Books: Three Novels, Three Different Flavors

Games Workshop's Black Library publishes hundreds of novels across physical, digital, and audio formats. Three recommendations cover most entry points:

The Eisenhorn trilogy by Dan Abnett stands as the traditional starting point for good reason. Following Inquisitor Gregor Eisenhorn over roughly 150 years, the three-book series reads like a detective thriller told in first person. You follow one protagonist and a small supporting cast, which keeps the narrative focused while establishing core lore. If you finish and want more, Ravenor—a follow-up trilogy about Eisenhorn's former protégé—increases the scope with an ensemble cast while maintaining the investigative tone.

Avenging Son by Guy Haley takes the opposite approach. It jumps into the Indomitus Crusade, 40K's closest thing to a main story arc, following multiple characters caught up in enormous battles. The book balances chaos with humor and features protagonists learning their new roles, which mirrors a newcomer's perspective. It's sweeping where Eisenhorn is intimate.

Brutal Kunnin by Mike Brooks offers something rarely seen: perspective from the orks, the setting's rowdy green brutes rather than the Imperium. It's funny, ridiculous, and focused on a single massive battle featuring incompetent technology, strange creatures, and plenty of slapstick alongside genuine stakes. If it clicks, Voidscarred—also by Brooks—extends the chaotic energy with space elf pirates.

Animation: Four Distinct Shows

Most animations live on Warhammer+, a subscription service at $6.99 monthly, though some appear elsewhere.

Astartes began as fan-made work before Games Workshop licensed it. This 12-minute piece follows Space Marines in a boarding action—tense, nearly dialogue-free, and heavy on atmosphere. It efficiently communicates what Space Marines are without exposition.

And They Shall Know No Fear appears as part of Prime Video's Secret Level anthology. It continues Space Marine 2's protagonist Titus on a new mission, striking a balance between action and creepy tone-setting. It offers more narrative scaffolding than Astartes, making it friendlier to complete newcomers.

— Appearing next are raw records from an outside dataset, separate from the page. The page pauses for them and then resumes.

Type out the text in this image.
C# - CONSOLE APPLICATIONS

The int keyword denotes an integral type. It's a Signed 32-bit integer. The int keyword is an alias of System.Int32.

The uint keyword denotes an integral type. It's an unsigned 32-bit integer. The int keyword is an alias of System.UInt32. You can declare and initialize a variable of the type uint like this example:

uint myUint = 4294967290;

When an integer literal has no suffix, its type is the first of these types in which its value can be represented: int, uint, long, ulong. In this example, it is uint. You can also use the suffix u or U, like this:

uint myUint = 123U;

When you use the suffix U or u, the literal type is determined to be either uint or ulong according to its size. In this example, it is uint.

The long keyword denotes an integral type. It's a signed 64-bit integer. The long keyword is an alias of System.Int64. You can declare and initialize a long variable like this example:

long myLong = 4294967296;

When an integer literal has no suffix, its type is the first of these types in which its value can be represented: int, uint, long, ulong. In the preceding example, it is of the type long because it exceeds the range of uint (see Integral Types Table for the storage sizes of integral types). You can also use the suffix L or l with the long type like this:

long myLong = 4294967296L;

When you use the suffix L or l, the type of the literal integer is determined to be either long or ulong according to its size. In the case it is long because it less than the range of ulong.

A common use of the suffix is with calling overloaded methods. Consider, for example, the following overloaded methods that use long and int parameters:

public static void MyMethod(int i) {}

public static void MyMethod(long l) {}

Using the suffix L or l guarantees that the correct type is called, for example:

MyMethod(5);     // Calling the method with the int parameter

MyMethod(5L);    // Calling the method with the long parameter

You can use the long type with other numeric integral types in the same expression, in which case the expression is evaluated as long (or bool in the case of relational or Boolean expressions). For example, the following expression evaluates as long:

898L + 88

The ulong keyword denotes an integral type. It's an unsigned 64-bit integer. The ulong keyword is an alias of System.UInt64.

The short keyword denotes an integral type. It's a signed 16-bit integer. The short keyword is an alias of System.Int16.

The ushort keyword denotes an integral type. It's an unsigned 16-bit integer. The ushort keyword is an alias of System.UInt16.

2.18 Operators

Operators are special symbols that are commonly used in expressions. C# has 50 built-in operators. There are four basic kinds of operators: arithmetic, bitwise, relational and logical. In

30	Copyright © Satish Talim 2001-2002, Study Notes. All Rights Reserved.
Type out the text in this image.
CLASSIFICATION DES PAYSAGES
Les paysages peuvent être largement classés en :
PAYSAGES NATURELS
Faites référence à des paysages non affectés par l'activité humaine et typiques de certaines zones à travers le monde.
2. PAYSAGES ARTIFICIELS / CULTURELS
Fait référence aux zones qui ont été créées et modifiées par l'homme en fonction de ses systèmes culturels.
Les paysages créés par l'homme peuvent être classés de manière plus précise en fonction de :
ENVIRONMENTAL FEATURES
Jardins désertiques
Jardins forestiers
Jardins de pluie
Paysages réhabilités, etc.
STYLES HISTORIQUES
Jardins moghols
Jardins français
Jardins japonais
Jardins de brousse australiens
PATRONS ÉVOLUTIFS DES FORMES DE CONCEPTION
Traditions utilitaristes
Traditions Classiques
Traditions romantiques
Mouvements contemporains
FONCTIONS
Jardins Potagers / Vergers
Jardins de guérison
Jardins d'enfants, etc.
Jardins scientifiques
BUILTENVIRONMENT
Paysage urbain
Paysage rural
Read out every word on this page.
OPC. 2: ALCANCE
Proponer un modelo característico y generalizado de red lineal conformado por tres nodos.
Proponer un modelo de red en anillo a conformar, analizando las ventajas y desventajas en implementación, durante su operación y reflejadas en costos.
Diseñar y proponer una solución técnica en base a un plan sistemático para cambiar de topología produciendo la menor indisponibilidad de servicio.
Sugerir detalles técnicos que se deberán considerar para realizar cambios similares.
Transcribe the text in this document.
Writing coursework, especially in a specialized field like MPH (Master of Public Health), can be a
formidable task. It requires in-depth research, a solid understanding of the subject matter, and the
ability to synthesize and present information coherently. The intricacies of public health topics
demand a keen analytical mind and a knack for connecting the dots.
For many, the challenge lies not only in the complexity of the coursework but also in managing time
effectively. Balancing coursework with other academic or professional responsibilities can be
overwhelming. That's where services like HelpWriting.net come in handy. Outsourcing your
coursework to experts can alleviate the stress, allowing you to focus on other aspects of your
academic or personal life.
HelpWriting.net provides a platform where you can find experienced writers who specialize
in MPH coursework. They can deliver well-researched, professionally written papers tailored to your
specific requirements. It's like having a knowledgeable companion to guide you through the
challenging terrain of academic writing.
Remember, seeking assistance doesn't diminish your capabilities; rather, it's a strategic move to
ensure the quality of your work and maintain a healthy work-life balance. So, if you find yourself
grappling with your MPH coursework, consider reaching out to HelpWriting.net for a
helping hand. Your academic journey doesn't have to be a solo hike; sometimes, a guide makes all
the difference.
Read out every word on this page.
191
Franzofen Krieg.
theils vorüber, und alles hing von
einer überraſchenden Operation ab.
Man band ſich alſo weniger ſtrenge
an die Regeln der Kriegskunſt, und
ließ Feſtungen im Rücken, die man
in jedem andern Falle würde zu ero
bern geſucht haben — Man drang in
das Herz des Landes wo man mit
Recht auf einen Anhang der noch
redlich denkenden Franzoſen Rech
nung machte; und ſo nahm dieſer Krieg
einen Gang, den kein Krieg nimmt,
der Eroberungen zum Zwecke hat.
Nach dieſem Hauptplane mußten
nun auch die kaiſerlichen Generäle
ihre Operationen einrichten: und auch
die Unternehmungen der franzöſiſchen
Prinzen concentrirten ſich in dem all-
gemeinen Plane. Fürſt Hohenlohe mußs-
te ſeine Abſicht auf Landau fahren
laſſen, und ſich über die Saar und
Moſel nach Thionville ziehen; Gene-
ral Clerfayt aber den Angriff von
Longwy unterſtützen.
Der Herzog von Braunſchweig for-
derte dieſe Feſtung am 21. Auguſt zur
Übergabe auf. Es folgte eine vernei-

Pariah Nexus, a three-part Warhammer+ series, delivers the broadest introduction. It shows multiple factions—Sisters of Battle, Salamanders, Imperial Guard, and Necrons—holding a war-torn world. The characters suffer injuries, trauma, and stress, grounding the spectacle in human consequence. Few pieces capture 40K's scope so completely.

The Tabletop Game: Multiple Difficulty Levels

The physical miniature game is where 40K started, but it's arguably the most complex to begin. At its core, it's turn-based strategy: models with stats move around a battlefield, and dice determine outcomes in shooting and melee. Beyond that core mechanic, pathways vary.

If the miniature hobby itself appeals—building and painting models—you can start casually by collecting whatever faction catches your eye, beginning with simpler kits before graduating to complex hero models or vehicles.

Combat Patrol offers a structured entry to actual gaming. These prebuilt armies fit in one box, contain 10 to 30 models, and use full rules without requiring list-building knowledge. You're learning the real game, just faster and simpler.

Kill Team skirmish games run even faster with roughly 10 models per side and specialized operative rules. The trade-off: you're learning a separate ruleset that's more tactically granular than standard Warhammer.

For tabletop roleplaying rather than strategy gaming, Cubicle 7 publishes two pen-and-paper RPGs. Wrath & Glory lets you assemble a team of recognizable character archetypes on missions. Imperium Maledictum, which Arbitor Ian favors, takes a street-level approach to crime-solving and investigation—essentially D&D but set in 40K's lower rungs.

The right entry point depends on whether you want action, story, strategy, collecting, or collaborative storytelling. The universe accommodates all of them.